The Bank for International Settlements published a BIS Bulletin analysing how regional trade and banking linkages among emerging market economies (EMEs) have evolved as global integration has slowed, and how far stronger regional ties can offset fragmentation. The bulletin argues that regional integration generally complements rather than replaces global integration, with emerging Asia showing the deepest regional integration, supported by manufacturing-led supply chains and the role of Hong Kong SAR and Singapore as regional financial centres. The analysis highlights that regional demand remains modest relative to extraregional demand in key EME regions, including Latin America where nearly 40% of value added in goods is induced by final demand outside the region versus 2.7% from within the region. It also documents rising regional banking integration in emerging Asia and Latin America from 2017 to 2023, with emerging Asia’s intraregional share of cross-border banking around 60%, while the high share of US dollar lending (about 80% in EMEs) is presented as a constraint on deeper regionalisation. Trade and banking integration are described as mutually reinforcing, with regional payment system integration lowering transaction costs and enabling cross-border banking services, and intraregional banking flows shown to be less sensitive to global shocks than flows from outside the region. The bulletin points to remaining trade barriers, including average tariffs of 6.8% in southern Asia and 2.0% in Latin America, alongside non-tariff measures and services trade restrictions, and it outlines structural policy levers focused on cross-border cooperation, targeted trade and banking liberalisation, payments integration and supervisory cooperation.

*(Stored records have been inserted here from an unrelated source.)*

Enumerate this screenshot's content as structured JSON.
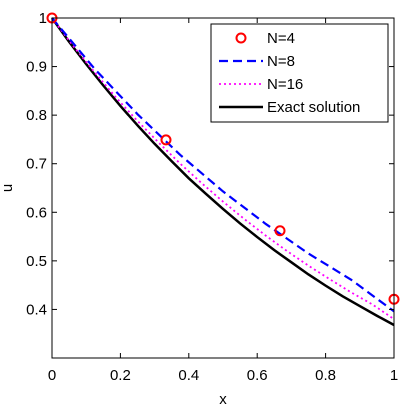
{
  "chart_data": {
    "type": "line",
    "xlabel": "x",
    "ylabel": "u",
    "xlim": [
      0,
      1
    ],
    "ylim": [
      0.3,
      1.0
    ],
    "x_ticks": [
      0,
      0.2,
      0.4,
      0.6,
      0.8,
      1
    ],
    "y_ticks": [
      0.4,
      0.5,
      0.6,
      0.7,
      0.8,
      0.9,
      1
    ],
    "x_tick_labels": [
      "0",
      "0.2",
      "0.4",
      "0.6",
      "0.8",
      "1"
    ],
    "y_tick_labels": [
      "0.4",
      "0.5",
      "0.6",
      "0.7",
      "0.8",
      "0.9",
      "1"
    ],
    "grid": false,
    "legend_position": "top-right",
    "series": [
      {
        "name": "N=4",
        "style": "markers-circle",
        "color": "#ff0000",
        "x": [
          0,
          0.3333,
          0.6667,
          1.0
        ],
        "y": [
          1.0,
          0.749,
          0.562,
          0.421
        ]
      },
      {
        "name": "N=8",
        "style": "dashed",
        "color": "#0000ff",
        "x": [
          0,
          0.125,
          0.25,
          0.375,
          0.5,
          0.625,
          0.75,
          0.875,
          1.0
        ],
        "y": [
          1.0,
          0.895,
          0.802,
          0.718,
          0.643,
          0.576,
          0.515,
          0.461,
          0.396
        ]
      },
      {
        "name": "N=16",
        "style": "dotted",
        "color": "#ff00ff",
        "x": [
          0,
          0.0625,
          0.125,
          0.1875,
          0.25,
          0.3125,
          0.375,
          0.4375,
          0.5,
          0.5625,
          0.625,
          0.6875,
          0.75,
          0.8125,
          0.875,
          0.9375,
          1.0
        ],
        "y": [
          1.0,
          0.942,
          0.888,
          0.836,
          0.788,
          0.743,
          0.7,
          0.66,
          0.622,
          0.586,
          0.552,
          0.52,
          0.49,
          0.462,
          0.435,
          0.41,
          0.38
        ]
      },
      {
        "name": "Exact solution",
        "style": "solid",
        "color": "#000000",
        "x": [
          0,
          0.05,
          0.1,
          0.15,
          0.2,
          0.25,
          0.3,
          0.35,
          0.4,
          0.45,
          0.5,
          0.55,
          0.6,
          0.65,
          0.7,
          0.75,
          0.8,
          0.85,
          0.9,
          0.95,
          1.0
        ],
        "y": [
          1.0,
          0.951,
          0.905,
          0.861,
          0.819,
          0.779,
          0.741,
          0.705,
          0.67,
          0.638,
          0.607,
          0.577,
          0.549,
          0.522,
          0.497,
          0.472,
          0.449,
          0.427,
          0.407,
          0.387,
          0.368
        ]
      }
    ]
  }
}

Bank for International Settlements 2025-06-05
Bank for International Settlements bulletin finds regional trade and banking integration can buffer emerging markets amid global fragmentation
The Bank for International Settlements released a BIS Bulletin examining regional trade and banking linkages among emerging market economies (EMEs) amid slowing global integration. It finds that regional integration complements global integration, with emerging Asia showing significant regional ties supported by manufacturing supply chains and financial centres like Hong Kong SAR and Singapore. It highlights constraints such as high US dollar lending and trade barriers, and suggests policy levers like cross-border cooperation and payments integration to enhance regionalisation.